Зритель, сидевший позади, опять зашикал на нее. Ее одобрительные восклицания раздражали его с самого начала пьесы.

– «…Безумцам освещали путь к пыльной смерти…»

Поскольку я довольно хорошо знал Холмса, то сразу различил в этих словах глубоко личную интонацию, в то время как остальные зрители воспринимали их как прощание с надеждой. Я тоже, вспоминая о смерти Якоба Браатена, ощущал болезненные уколы совести, но до настоящего момента мне удавалось не думать об этом, погрузившись в пьесу.

– «…Фигляр, который час кривляется на сцене и навсегда смолкает…»

Горькие эти слова потрясли меня: я понял, что Холмс прощается со сценой, на которую ему больше никогда и нигде не выйти.

– «…Где много и шума и страстей, но смысла нет».

Припомнив, что грядет битва, я понадеялся, что Саттон часто повторял эту сцену и Холмс сумел перенять его движения. Я подозревал, что эта часть пьесы окажется наиболее сложной для моего патрона. Несмотря на бурные события, происходившие на сцене, а также на двойное напряжение, которое я испытывал (оттого, что был захвачен трагедией, и оттого, что знал, кто исполняет в ней заглавную роль), меня одолевала усталость. Мне не грозила опасность задремать, но я неловко развалился в кресле, ощутив боли, которых прежде не замечал. Я спрашивал себя, наслаждается ли мисс Хелспай представлением, или треволнения сегодняшнего дня лишили ее этого удовольствия.

Началась последняя битва. Волею Барда Макдуф одержал верх. Пьеса окончилась, занавес опустился, затем публика, как водится, стала вызывать актеров на поклон. Я аплодировал вместе с остальными, чувствуя облегчение оттого, что тяжкое испытание, выпавшее на долю Холмса, подходит к концу.

– Надо пойти за кулисы, – сказала мисс Хелспай, дернув меня за рукав, – и поздравить его со столь удачным исполнением.

– Может быть, – ответил я, не зная, будет ли Холмс рад нам.

– Во всяком случае, мы должны попытаться, – заявила она и стала пробираться к центральному проходу. – Если он не захочет нас видеть, то не пустит. Служитель узнает.

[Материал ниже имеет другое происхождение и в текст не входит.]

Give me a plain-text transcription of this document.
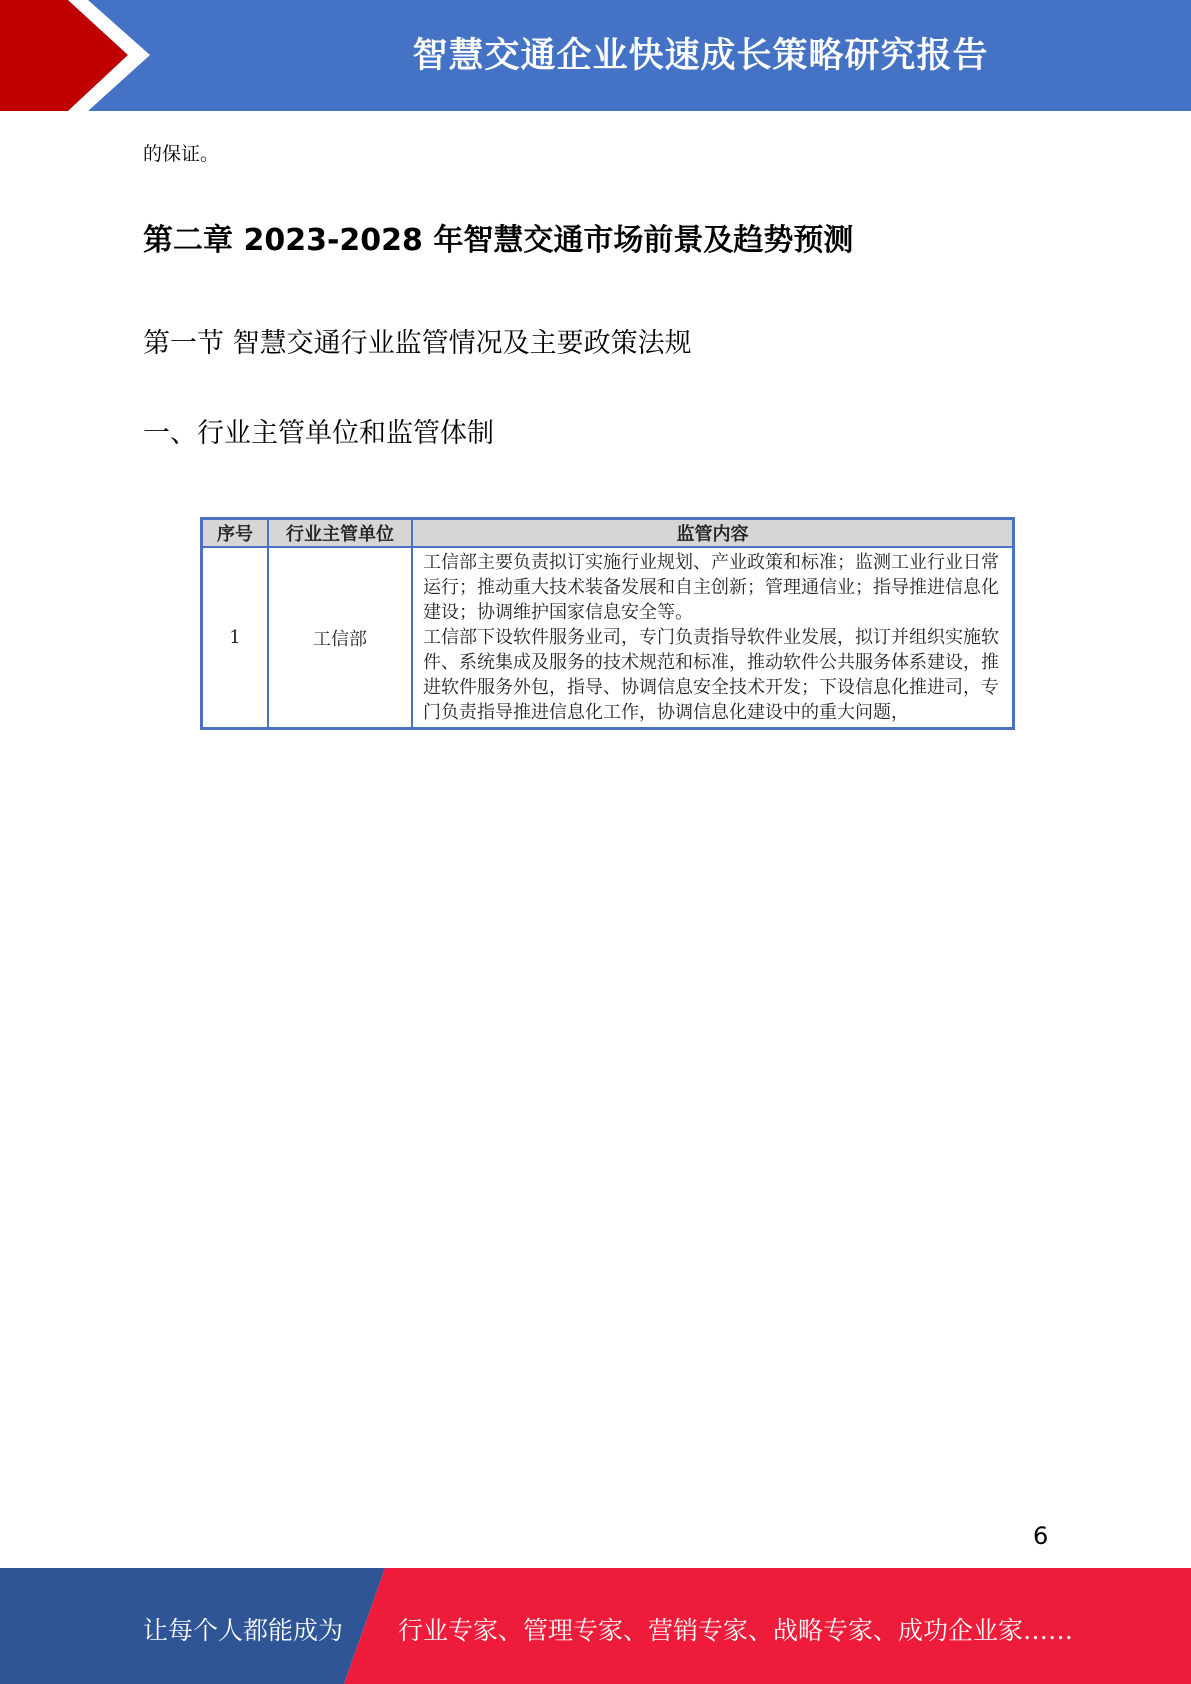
智慧交通企业快速成长策略研究报告
的保证。
第二章 2023-2028 年智慧交通市场前景及趋势预测
第一节 智慧交通行业监管情况及主要政策法规
一、行业主管单位和监管体制
序号	行业主管单位	监管内容
1	工信部	工信部主要负责拟订实施行业规划、产业政策和标准；监测工业行业日常运行；推动重大技术装备发展和自主创新；管理通信业；指导推进信息化建设；协调维护国家信息安全等。

工信部下设软件服务业司，专门负责指导软件业发展，拟订并组织实施软件、系统集成及服务的技术规范和标准，推动软件公共服务体系建设，推进软件服务外包，指导、协调信息安全技术开发；下设信息化推进司，专门负责指导推进信息化工作，协调信息化建设中的重大问题，

6
让每个人都能成为 行业专家、管理专家、营销专家、战略专家、成功企业家……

Я не сумел сказать ей «нет», да, говоря по правде, и не хотел. Мне оставалось только покорно следовать за ней. Мы вышли из театра, обогнули здание и вновь зашли со служебного входа. Я встал у двери, а мисс Хелспай подошла к служителю со словами:

– Мы к мистеру Саттону. Возможно, он внес в список наши имена – мистер Гатри и мисс Хелспай?

Служитель и не подумал свериться со списком.

– Вы в нем не значитесь, – объявил он и отвернулся.

– О, думаю, вы ошибаетесь, – возразила мисс Хелспай, приблизившись к конторке, за которой сидел служитель, и уперев палец в замусоленный список. – Вот. Видите? Хелспай и Гатри. А также Тьерс.

Служитель засопел и уставился в список, словно впервые видел его.

– А, – промолвил он таким скучным голосом, что мне захотелось тут же отчитать его. – Можете войти. Подниметесь по винтовой лестнице. Вторая дверь справа от сцены.

– Благодарю вас, – сухо проговорил я, и мы шагнули в тусклый, битком набитый разными полезными вещами мир закулисья.

Под винтовой лестницей, о которой упоминал служитель, лежали груды канатов и противовесов, с помощью которых меняли декорации и поднимали и опускали занавес, а также какие-то особые лампы. Они источали запах газа, впрочем, не настолько сильный, чтобы вызывать опасения. Мы миновали группу монтировщиков – грубых парней в робах – и нескольких статистов в старинных доспехах, с накладными бородами и подошли к чугунной лестнице, которая вела к гримеркам. Как только я поставил ногу на первую ступеньку, сооружение издало немелодичный лязг.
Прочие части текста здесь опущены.